Primo interrogatorio per Filippo Turetta, il silenzio e le lacrime di fronte al Gip: “Ho ucciso la mia fidanzata”. Il 21enne ammette l’omicidio di Giulia Cecchettin ma si avvale della facoltà di non rispondere.
Filippo Turetta, il primo interrogatorio dopo l’arresto: cosa è successo
Questa mattina ha avuto luogo il primo interrogatorio di Filippo Turetta, accusato del femminicidio della sua ex fidanzata Giulia Cecchettin. Il 21enne, affiancato dal suo legale Giovanni Caruso, ha ammesso di aver ucciso la sua ex, ribadendo la frase già riferita alle autorità tedesche dopo la sua cattura: “Ho ucciso la mia fidanzata”. Escludendo questa dichiarazione spontanea, tuttavia, Turetta non ha fornito altre risposte alle domande del Gip e del PM, avvalendosi della facoltà di non rispondere. Il giovane ha pianto di fronte ai giudici, senza però concedere altre dichiarazioni agli inquirenti. L’interrogatorio si è concluso dopo appena trentaquattro minuti, al seguito dei quali Turetta è tornato nella sua cella. È accusato di omicidio volontario, aggravato dalla relazione affettiva terminata e dal sequestro di persona.
Le dichiarazioni dei legali: “Non chiederemo i domiciliari”
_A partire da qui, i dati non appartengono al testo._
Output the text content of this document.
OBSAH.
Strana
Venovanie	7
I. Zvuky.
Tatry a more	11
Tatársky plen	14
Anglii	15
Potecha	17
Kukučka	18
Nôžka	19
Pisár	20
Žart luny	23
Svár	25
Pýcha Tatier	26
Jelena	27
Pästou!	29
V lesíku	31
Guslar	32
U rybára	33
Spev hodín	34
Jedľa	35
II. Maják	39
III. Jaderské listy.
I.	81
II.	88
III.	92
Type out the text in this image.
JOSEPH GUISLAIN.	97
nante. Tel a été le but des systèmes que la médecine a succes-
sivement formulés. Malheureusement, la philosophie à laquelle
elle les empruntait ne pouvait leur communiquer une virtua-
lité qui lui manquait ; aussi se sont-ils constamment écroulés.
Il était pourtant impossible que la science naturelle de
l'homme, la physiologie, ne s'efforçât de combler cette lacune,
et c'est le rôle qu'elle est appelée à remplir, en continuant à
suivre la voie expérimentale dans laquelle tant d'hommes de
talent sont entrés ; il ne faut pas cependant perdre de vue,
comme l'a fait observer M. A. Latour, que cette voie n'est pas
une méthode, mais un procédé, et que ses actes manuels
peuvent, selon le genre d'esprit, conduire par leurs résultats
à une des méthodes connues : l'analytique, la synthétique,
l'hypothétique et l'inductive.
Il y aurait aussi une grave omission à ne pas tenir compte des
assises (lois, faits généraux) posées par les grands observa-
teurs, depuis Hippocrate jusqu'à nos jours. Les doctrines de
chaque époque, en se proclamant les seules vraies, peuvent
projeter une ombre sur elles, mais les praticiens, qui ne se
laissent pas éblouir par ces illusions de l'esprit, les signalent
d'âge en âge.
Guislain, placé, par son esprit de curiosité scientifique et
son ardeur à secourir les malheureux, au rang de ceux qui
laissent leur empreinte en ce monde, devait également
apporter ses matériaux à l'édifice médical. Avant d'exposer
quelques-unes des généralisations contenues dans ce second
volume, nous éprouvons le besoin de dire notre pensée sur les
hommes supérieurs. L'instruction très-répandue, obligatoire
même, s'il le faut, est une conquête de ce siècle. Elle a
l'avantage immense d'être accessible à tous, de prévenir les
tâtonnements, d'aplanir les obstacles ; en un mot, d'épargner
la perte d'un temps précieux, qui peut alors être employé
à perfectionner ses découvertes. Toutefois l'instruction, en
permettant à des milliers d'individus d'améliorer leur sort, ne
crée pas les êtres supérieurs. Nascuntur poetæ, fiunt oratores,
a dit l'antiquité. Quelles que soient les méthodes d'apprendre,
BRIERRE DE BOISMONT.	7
Intercettato dai giornalisti, l’avvocato Giovanni Caruso ha spiegato che la strategia difensiva non punterà all’ottenere gli arresti domiciliari: “Non presenteremo richiesta al Riesame, né richiesta di affievolimento della custodia cautelare in carcere”. L’obiettivo di Caruso sarà evitare l’ergastolo al suo assistito, smentendo l’accusa di premeditazione. L’avvocato di Elena Cecchettin, Nicodemo Gentile, ha definito Turetta “un molestatore assillante” che avrebbe ammorbato Giulia con “un assedio psicologico che aveva provocato nella ragazza uno stato di disorientamento e di importante ansia”. Nei giorni scorsi Gentile aveva già parlato dell’indagato: “Ha lucidamente eliminato l’ex per punirla di quello che lui ha considerato un atto di insubordinazione subìto, poiché, ormai, Giulia non rispondeva più alle sue aspettative. Lavoreremo affinché la procura prima e i giudici poi, gli riconoscano l’aggravante del ‘motivo abietto'”.